In December 2009, Seven Bank discontinued ATM services for MasterCard, Maestro and Cirrus cards. Seven Bank said that from their perspective, a revision of the terms and conditions on the part of MasterCard did not "sustain the economic viability of (Mastercard) services". ATM services for MasterCard, Maestro and Cirrus cardholders were restored in August 2010, but were suspended again in April 2013 for similar reasons.

On March 22, 2011, Seven Bank and Western Union started the Seven Bank International Money Transfer Service as part of their mobile and internet banking services. On July 19, 2011, the service was expanded to Seven Bank ATMs, which has about 16,000 locations nationwide with English and Japanese telephone customer support. On November 7, 2011, localized telephone support in Chinese, Spanish, Portuguese and Tagalog was started in order to assist customers using the service.

In June 2024, the bank announced that it will be expanding its presence to Malaysia, its fourth overseas market after the United States, Indonesia and the Philippines.

==Services==
Seven Bank in Japan is known for their 24/7 ATMs, often located inside 7-Eleven and Ito-Yokado stores, shopping malls, train stations and airports.
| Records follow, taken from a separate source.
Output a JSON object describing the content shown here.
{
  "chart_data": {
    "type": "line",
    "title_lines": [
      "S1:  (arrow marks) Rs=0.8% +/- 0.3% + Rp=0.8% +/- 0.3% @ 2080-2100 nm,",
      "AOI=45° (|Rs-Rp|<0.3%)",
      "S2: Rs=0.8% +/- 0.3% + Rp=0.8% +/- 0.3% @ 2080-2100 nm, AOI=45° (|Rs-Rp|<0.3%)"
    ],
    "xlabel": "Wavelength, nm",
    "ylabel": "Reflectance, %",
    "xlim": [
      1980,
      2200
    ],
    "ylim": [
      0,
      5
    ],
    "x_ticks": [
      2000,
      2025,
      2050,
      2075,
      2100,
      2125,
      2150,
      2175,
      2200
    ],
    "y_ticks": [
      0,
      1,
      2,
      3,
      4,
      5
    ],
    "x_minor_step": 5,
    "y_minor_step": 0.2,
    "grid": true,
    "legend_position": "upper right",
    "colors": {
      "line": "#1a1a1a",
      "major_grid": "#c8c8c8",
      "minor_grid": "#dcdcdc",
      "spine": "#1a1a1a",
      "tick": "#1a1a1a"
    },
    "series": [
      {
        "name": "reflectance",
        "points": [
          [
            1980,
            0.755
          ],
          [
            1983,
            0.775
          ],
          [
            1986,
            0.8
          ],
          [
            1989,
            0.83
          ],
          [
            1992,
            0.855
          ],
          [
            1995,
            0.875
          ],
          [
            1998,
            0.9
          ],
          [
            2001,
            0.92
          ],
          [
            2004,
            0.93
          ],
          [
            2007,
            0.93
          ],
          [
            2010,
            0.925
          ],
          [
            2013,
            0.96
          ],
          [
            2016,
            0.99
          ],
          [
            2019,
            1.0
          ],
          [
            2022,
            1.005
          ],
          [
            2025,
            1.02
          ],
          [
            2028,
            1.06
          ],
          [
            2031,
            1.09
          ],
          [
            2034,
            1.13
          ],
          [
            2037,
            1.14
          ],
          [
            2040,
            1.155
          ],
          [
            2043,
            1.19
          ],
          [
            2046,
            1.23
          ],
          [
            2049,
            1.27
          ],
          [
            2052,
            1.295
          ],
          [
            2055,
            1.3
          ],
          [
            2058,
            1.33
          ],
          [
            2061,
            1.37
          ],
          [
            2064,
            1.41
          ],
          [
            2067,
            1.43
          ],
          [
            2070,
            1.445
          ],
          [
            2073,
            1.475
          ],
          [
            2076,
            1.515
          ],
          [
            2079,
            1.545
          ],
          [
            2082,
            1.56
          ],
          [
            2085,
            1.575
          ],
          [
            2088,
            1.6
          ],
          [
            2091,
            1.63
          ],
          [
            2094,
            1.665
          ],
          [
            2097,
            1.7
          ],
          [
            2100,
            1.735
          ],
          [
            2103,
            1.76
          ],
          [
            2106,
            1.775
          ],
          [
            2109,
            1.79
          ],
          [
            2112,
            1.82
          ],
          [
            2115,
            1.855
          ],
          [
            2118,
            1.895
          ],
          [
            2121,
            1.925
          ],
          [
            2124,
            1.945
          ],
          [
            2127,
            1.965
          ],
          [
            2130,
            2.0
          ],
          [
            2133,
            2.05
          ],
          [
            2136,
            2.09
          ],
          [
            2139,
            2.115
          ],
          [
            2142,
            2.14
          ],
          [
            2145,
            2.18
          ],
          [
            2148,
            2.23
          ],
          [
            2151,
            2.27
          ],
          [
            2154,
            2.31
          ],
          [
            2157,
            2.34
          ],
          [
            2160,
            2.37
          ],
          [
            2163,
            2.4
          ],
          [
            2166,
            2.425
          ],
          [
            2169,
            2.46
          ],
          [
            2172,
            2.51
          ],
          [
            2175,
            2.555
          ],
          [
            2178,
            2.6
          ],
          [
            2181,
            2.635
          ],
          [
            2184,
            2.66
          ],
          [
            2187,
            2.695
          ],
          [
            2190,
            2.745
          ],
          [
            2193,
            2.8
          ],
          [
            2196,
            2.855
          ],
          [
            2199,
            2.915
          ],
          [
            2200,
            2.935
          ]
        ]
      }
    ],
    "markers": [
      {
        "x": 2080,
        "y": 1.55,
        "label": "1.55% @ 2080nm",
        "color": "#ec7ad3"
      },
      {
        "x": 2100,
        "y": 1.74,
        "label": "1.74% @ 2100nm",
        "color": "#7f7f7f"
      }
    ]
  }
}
They have therefore become popular among foreign tourists looking to withdraw Japanese yen banknotes. As of March 2024, Seven Bank reported that they had 27,422 ATMs installed nationwide, only beaten by Japan Post Bank with 31,157 ATMs in total.

In its domestic retail banking sector, Seven Bank provides a JCB debit card with IC card and nanaco capabilities to customers when opening a deposit account with them. They also offer checking accounts, fixed-term deposits and unsecured card loans.